Efforts to phase out all class DOT-111s or to refit them have met resistance from the energy industry, which owns the tankers and would have to foot the bill to replace them or make them stronger. Like the fracking process itself, trains carrying shale oil are not regulated or subject to strict routing requirements of the kind placed on railcars transporting other hazardous materials.
Public pressure is mounting to ban or at least redirect rail transport of shale oil.
In June, the U.S. Department of Transportation issued an emergency order requiring railroads to alert states when running trains carrying oil from North Dakota. However, the order does not require the sharing of detailed information on the volatility of the crude or informing the public when bomb-trains run through communities. A number of states have signed agreements pushed by the railroads to shield this information from the public.

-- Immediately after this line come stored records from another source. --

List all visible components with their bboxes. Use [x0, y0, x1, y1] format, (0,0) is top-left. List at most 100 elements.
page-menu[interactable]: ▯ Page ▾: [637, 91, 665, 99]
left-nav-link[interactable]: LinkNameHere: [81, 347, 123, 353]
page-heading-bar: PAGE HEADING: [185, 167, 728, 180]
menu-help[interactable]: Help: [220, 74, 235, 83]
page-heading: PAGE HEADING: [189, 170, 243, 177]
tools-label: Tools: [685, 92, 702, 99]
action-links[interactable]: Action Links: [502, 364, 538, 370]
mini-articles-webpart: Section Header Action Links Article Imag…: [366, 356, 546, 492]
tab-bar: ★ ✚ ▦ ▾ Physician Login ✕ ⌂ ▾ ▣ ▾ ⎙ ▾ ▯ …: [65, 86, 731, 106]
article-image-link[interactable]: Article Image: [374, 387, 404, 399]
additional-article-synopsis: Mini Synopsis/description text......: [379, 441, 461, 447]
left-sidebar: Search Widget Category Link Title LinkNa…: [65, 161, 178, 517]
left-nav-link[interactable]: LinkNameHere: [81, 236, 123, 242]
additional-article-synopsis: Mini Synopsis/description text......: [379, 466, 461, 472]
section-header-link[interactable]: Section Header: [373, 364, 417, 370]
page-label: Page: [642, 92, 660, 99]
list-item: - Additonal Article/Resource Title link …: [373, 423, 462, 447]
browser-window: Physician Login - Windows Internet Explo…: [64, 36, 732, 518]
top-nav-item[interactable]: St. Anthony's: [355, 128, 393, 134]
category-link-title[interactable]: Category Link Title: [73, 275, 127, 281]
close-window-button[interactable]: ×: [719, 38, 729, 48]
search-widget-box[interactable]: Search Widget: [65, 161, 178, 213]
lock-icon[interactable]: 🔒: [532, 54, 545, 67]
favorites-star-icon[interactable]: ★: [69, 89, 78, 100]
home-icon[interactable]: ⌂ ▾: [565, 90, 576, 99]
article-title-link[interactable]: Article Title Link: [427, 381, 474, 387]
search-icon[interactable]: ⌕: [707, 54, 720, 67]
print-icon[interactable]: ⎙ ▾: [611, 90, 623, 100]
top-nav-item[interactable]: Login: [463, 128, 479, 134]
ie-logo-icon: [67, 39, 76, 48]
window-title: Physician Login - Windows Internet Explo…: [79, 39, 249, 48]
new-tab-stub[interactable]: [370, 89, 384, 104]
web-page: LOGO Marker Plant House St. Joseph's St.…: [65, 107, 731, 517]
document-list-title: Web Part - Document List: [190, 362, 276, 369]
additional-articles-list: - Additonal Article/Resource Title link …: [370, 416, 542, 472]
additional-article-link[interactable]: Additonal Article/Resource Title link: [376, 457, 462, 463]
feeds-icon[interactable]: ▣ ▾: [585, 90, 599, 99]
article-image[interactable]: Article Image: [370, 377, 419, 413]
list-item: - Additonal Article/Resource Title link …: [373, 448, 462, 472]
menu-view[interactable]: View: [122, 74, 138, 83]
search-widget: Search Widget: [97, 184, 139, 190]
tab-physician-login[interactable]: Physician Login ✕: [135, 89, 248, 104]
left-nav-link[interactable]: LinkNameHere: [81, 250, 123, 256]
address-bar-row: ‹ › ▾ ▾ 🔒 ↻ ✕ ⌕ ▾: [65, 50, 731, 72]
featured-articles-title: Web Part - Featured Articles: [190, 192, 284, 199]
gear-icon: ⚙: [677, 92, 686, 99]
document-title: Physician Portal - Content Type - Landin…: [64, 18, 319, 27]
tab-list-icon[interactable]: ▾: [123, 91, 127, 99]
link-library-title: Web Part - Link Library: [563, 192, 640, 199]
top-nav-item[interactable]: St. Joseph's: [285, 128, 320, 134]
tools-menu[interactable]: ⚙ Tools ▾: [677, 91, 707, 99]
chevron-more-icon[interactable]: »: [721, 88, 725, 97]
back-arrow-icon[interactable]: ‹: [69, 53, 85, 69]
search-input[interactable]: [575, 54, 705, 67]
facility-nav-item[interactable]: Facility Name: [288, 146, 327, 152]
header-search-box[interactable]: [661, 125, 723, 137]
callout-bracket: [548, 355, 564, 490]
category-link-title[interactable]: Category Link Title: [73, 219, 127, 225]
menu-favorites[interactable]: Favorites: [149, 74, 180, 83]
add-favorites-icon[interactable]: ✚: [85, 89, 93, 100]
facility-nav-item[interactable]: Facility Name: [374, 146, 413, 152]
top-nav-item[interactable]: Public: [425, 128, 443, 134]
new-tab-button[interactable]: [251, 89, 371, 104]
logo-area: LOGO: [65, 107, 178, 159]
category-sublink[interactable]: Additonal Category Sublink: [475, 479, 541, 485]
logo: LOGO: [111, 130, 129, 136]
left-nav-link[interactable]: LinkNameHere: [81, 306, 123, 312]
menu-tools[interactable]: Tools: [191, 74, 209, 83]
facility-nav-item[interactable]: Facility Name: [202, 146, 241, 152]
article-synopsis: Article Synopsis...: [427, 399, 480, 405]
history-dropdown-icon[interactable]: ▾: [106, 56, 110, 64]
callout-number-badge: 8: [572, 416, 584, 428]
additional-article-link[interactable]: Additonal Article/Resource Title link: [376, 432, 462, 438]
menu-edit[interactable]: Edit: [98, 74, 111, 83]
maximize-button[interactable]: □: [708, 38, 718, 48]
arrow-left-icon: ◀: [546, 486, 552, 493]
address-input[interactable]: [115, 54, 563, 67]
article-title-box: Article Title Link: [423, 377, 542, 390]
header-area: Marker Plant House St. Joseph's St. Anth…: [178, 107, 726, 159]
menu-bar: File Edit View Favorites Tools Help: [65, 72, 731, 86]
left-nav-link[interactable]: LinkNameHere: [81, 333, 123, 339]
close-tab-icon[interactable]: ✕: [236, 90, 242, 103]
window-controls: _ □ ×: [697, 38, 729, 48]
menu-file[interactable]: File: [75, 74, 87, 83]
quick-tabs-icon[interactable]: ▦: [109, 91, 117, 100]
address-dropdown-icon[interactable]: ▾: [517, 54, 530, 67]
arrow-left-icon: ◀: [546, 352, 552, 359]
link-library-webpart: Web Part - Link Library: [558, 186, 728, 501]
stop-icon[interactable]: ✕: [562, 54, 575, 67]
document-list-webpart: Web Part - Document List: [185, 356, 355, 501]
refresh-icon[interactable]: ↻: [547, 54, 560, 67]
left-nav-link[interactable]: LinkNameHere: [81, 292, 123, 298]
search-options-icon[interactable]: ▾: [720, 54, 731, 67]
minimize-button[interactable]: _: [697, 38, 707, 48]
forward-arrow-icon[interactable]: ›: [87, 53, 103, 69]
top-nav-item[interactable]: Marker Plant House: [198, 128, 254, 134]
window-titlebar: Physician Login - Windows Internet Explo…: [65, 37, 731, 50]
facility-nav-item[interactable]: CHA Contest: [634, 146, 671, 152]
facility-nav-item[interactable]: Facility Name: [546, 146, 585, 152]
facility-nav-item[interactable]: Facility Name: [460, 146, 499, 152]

After labeling the transport of crude oil by train “an imminent hazard,” the Transportation Department on May 7 required railroad companies to notify local emergency responders when shipping crude through their states. Yet most fire departments are ill-equipped to handle the explosions or spills likely to occur.
The Transportation Department requires public notification of trains carrying more than one million gallons of Bakken crude, but not volatile crude from other shale formations. While urging shippers to stop using DOT-111 cars, it stopped short of mandating this.
After residents in St. Louis who live near Union Pacific rail lines organized, crude trains were banned from running through that city in June. Stopping the rail shipment of shale-crude may be an uphill fight, but the example from St. Louis, where organizers went door-to-door to raise community awareness, shows it can be done.